Ананасовское "Ты не сможешь перестать падать"¹. Стихи Бориса Рыжего. Подъезды, улицы, гаражи. Пьяные лица придурков и интеллигентов. Что в принципе одно и то же. Гражданская оборона. И по новой - подъезды, улицы, гаражи. Гаражи, улицы, подъезды. Банальщина.
– Ты же Аня? Я тоже пишу стихи, и мне очень нравится твоё творчество! Можешь посоветовать мне что-то дельное? – маленькая девочка во втором кабаке. Зелёные волосы.
– Могу. Никогда больше не пиши. Даже не вздумай, я тебе запрещаю. Это смертельно опасно.
– Не слушай её, у неё с головой не всё в порядке. Лучше почитай нам, малышка, – сальные взгляды и потные руки. Извращенцы грёбаные.
Пятый, шестой порез – их уже не видно. Кровь мешает разглядеть раны и стекает по руке. Рука онемела и не двигается – боль чувствовать становится словно сложнее, и остановиться – тоже. Тусклый свет от единственной лампочки.
------
– Я ничего больше не умею. А что умела – разучилась. Чувствую себя паршиво. Бесполезная, да ещё и дрянь – никакого оправдания. Ты слышишь меня? ...Меня слышит вообще хоть кто-нибудь??
Кажется, Анечка потеряла сознание. Это было около четырёх часов утра.
***
Руку с кровати свесить не получилось - она наткнулась на что-то холодное и сырое. Плохо соображая, в чем дело, девушка открыла глаза и обнаружила себя лежащей в ванной. Благо, воды в ней не было – кажется, у неё хватило ума выключить душ.
Увидев свою руку, жутко перепугалась и не сразу поняла, что винить, кроме как себя, некого. Тошнило.
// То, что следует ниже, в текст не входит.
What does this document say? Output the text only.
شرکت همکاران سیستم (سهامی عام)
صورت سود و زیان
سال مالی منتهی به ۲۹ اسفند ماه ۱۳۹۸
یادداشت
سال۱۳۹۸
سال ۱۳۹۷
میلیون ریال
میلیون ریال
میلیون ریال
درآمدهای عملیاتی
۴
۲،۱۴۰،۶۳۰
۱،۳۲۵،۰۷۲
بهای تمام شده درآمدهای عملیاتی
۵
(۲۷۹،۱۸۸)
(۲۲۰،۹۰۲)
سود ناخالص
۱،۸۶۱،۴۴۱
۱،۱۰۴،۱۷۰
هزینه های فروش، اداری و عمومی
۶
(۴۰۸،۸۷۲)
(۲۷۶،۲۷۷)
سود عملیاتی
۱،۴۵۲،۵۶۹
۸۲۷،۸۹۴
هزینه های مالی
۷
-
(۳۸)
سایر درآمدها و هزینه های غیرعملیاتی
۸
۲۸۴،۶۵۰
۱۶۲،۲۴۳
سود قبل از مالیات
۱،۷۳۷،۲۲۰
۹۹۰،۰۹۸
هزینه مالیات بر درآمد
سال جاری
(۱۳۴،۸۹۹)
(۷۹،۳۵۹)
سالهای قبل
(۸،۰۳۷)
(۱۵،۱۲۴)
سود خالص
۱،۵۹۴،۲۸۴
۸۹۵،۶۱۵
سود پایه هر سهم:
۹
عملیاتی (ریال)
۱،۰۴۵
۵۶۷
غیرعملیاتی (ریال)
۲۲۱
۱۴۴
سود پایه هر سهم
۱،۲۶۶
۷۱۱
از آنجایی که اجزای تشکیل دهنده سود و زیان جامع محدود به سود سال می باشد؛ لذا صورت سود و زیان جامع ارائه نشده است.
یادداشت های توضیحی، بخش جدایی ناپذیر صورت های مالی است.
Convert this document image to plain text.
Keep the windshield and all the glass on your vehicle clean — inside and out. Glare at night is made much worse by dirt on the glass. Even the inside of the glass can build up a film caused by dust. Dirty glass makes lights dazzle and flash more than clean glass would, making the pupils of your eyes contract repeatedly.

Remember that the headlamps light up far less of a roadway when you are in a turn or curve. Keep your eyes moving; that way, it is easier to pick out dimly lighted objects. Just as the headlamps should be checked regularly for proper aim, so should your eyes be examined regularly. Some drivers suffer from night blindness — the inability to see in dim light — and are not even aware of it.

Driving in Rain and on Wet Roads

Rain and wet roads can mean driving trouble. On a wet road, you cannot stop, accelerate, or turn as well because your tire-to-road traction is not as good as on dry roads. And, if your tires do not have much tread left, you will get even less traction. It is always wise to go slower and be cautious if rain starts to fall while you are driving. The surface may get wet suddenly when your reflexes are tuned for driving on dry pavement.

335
Запоздало обработала порезы, выпила угля и даже попыталась поесть. Кусок в горло не лез. Костика ещё не было.
Анечка наблюдала за собой словно со стороны – она не чувствовала себя и оглядывалась вокруг, словно впервые видит этот пейзаж за окном и этот интерьер в квартире. Было чёткое ощущение нереальности происходящего.
На автомате пролистала пару бесполезных чатов в соцсетях. Практически сразу, как она зашла вк, пришла смс-ка: "Если ты передумала, жду тебя у себя через час. Тут был такой тусич, очень жаль, что ты пропустила".
Забинтовала руку – она практически не двигалась и болела. Неспешно оделась и накрасилась. Увидев своё отражение в зеркале, Анечке стало не по себе – абсолютное безразличие и пренебрежение читалось в чертах, усталость и пассивная злоба. Отвернулась и вздохнула.
Она словно скончалась несколько часов назад. А на земле как будто ничего и не случилось.
Все так же по-глупому шёл дождь и люди не замечали её потерянного вида. Да они и не должны замечать - кто она такая, чтобы тревожить по пустякам? Небо ревело и хмурилось. До Великого Потопа было далеко, но ноги промочить все-таки пришлось.
Зашла в квартиру Макса, как в подвал. Свет не горел, вещи были разбросаны где ни попадя. На пороге споткнулась о чьё-то безобразно валявшееся тело. Пахло специфически - черт знает, что они тут употребляли - Анечке и не хотелось знать ответ на этот вопрос. Ментально она не была в этой душной квартире, в этом месиве переплетённых тел и смрада. Она отстранённо разглядывала всё вокруг, словно это не касается её. Словно этого тут нет, и она видит это глазами другого человека с другой историей.
Бутылки, мятая одежда, грязь во всех её проявлениях. Девушка словно тенью шла через поле мёртвых солдат, по пустырю с умершими ни за что ни про что. В надежде спастись к ней тянулись десятки рук, но не были в силах коснуться подола её платья. Они хрипели и просили помощи, корчились в непонятных судорогах и приступах. Она ничего не замечала и мягко ступала между этого хаоса человеческой глупости.
Ему плохо не было. Словно сама смерть, он сидел в кресле посреди комнаты один и курил. Когда заметил, что она пришла, улыбнулся. "Я знал, что ты придёшь. Ты не могла не прийти".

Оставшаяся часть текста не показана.